Due to historic lack of funding, courts are already booking trials in 2029. Head of Crime, Andrew Wilkins, recently had a trial involving an allegation of rape of a 10-year-old child fixed for 2029. In the same week he had a serious sex trial adjourned to May 2027, only to find he already had another similar trial in his diary for the same date. With barristers and judges already booked so far in advance, it is hard to see how there will be capacity to conduct trials in a different division.

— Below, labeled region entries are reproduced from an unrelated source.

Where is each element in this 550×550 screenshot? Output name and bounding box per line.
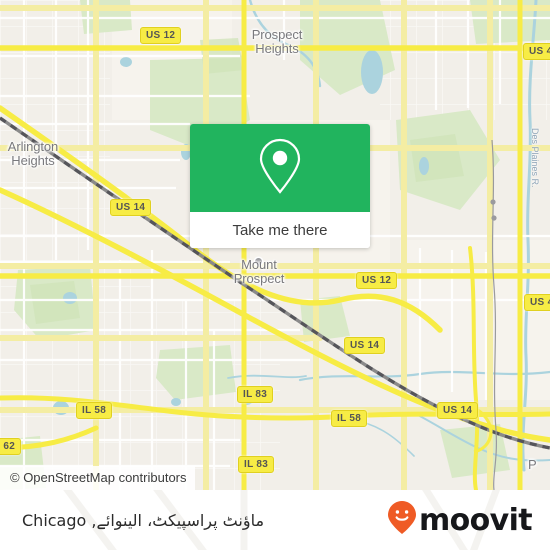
highway-shield-il58-west: IL 58	[76, 402, 113, 419]
moovit-logo[interactable]: moovit	[387, 500, 533, 541]
highway-shield-us14-center: US 14	[344, 337, 386, 354]
moovit-smiley-pin-icon	[387, 500, 417, 541]
place-label-mount-prospect: Mount Prospect	[233, 257, 285, 286]
moovit-wordmark: moovit	[418, 502, 533, 538]
destination-card[interactable]: Take me there	[190, 124, 370, 248]
highway-shield-us12-north: US 12	[140, 27, 182, 44]
river-label-des-plaines: Des Plaines R.	[530, 128, 540, 188]
osm-attribution[interactable]: © OpenStreetMap contributors	[0, 466, 195, 490]
place-label-prospect-heights: Prospect Heights	[251, 27, 303, 56]
destination-card-header	[190, 124, 370, 212]
highway-shield-us14-southeast: US 14	[437, 402, 479, 419]
moovit-map-screen: Prospect Heights Arlington Heights Mount…	[0, 0, 550, 550]
highway-shield-il58-east: IL 58	[331, 410, 368, 427]
highway-shield-il83-south: IL 83	[238, 456, 275, 473]
take-me-there-button[interactable]: Take me there	[190, 212, 370, 248]
highway-shield-us14-west: US 14	[110, 199, 152, 216]
highway-shield-il62-southwest: IL 62	[0, 438, 22, 455]
footer-bar: ￼ماؤنٹ پراسپیکٹ، الینوائے, Chicago moovi…	[0, 490, 550, 550]
location-title: ￼ماؤنٹ پراسپیکٹ، الینوائے, Chicago	[22, 510, 265, 530]
highway-shield-us45-east: US 45	[524, 294, 550, 311]
place-label-park-p: P	[528, 457, 537, 472]
map-pin-icon	[257, 137, 303, 200]
highway-shield-il83-mid: IL 83	[237, 386, 274, 403]
highway-shield-us12-east: US 12	[356, 272, 398, 289]
highway-shield-us45-northeast: US 45	[523, 43, 550, 60]
place-label-arlington-heights: Arlington Heights	[7, 139, 59, 168]
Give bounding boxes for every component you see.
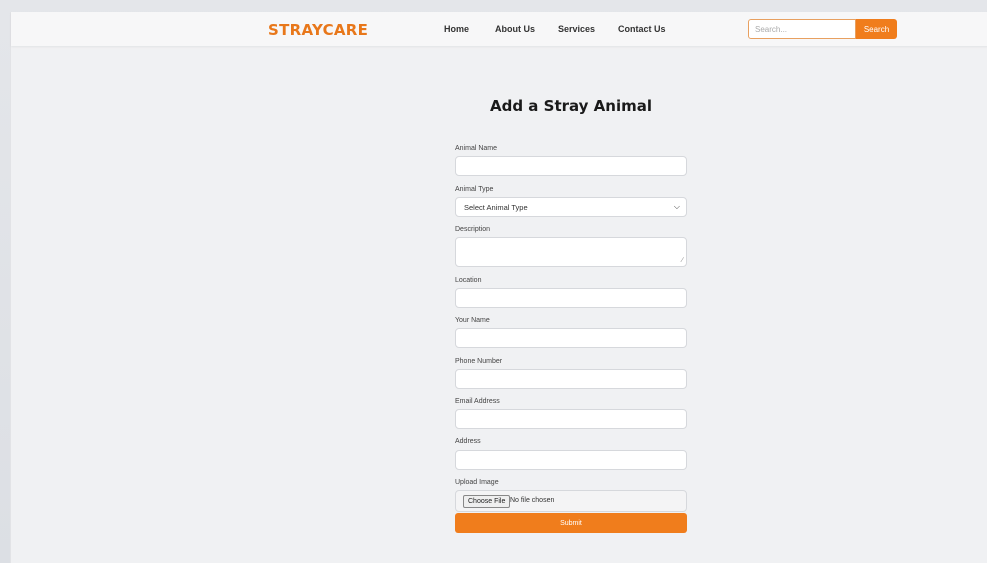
phone-number-label: Phone Number [455,358,503,365]
location-label: Location [455,277,482,284]
animal-type-selected-value: Select Animal Type [464,203,528,212]
description-textarea[interactable]: ∕ [455,237,687,267]
nav-link-about-us[interactable]: About Us [495,24,535,34]
resize-grip-icon[interactable]: ∕ [682,257,683,264]
nav-link-contact-us[interactable]: Contact Us [618,24,666,34]
nav-link-home[interactable]: Home [444,24,469,34]
animal-name-input[interactable] [455,156,687,176]
nav-link-services[interactable]: Services [558,24,595,34]
animal-name-label: Animal Name [455,145,498,152]
file-status-text: No file chosen [510,497,555,504]
email-address-label: Email Address [455,398,500,405]
upload-image-label: Upload Image [455,479,499,486]
your-name-label: Your Name [455,317,490,324]
address-input[interactable] [455,450,687,470]
email-address-input[interactable] [455,409,687,429]
phone-number-input[interactable] [455,369,687,389]
form-title: Add a Stray Animal [489,97,652,115]
animal-type-label: Animal Type [455,186,494,193]
choose-file-button[interactable]: Choose File [463,495,511,508]
animal-type-select[interactable]: Select Animal Type ⌵ [455,197,687,217]
chevron-down-icon: ⌵ [673,202,680,211]
top-navbar: STRAYCARE Home About Us Services Contact… [11,12,987,46]
submit-button[interactable]: Submit [455,513,687,533]
address-label: Address [455,438,481,445]
your-name-input[interactable] [455,328,687,348]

Andrew Wilkins said, “Many of us at Cornwall Street feel very strongly about these plans. Several of my team have raised the prospect of refusing to do any further work in a system which they did not feel was still fair or just. Others have raised the prospect of early retirement altogether. As self-employed barristers, who are typically paid only at the conclusion of a case, reducing the backlog would be in our financial interests. However, all of us have chosen criminal law over more lucrative areas of practice and we wonder who will remain to do the work in years to come. I can see the proposals actually increasing waiting times due to lack of personnel to conduct the trials properly. It risks undermining respect for the rule of law and thereby causing chaos, but it is not too late to step back.”
In short, what is needed to save criminal justice and confidence in the system is not a tearing up of ancient rights and liberties, or a reduction in public participation, but rather a relatively small additional investment. Currently the plans are only proposals. Primary legislation will be required. It is to be hoped that the government will see sense or that members of both Houses of Parliament will act in accordance with their duties to the country.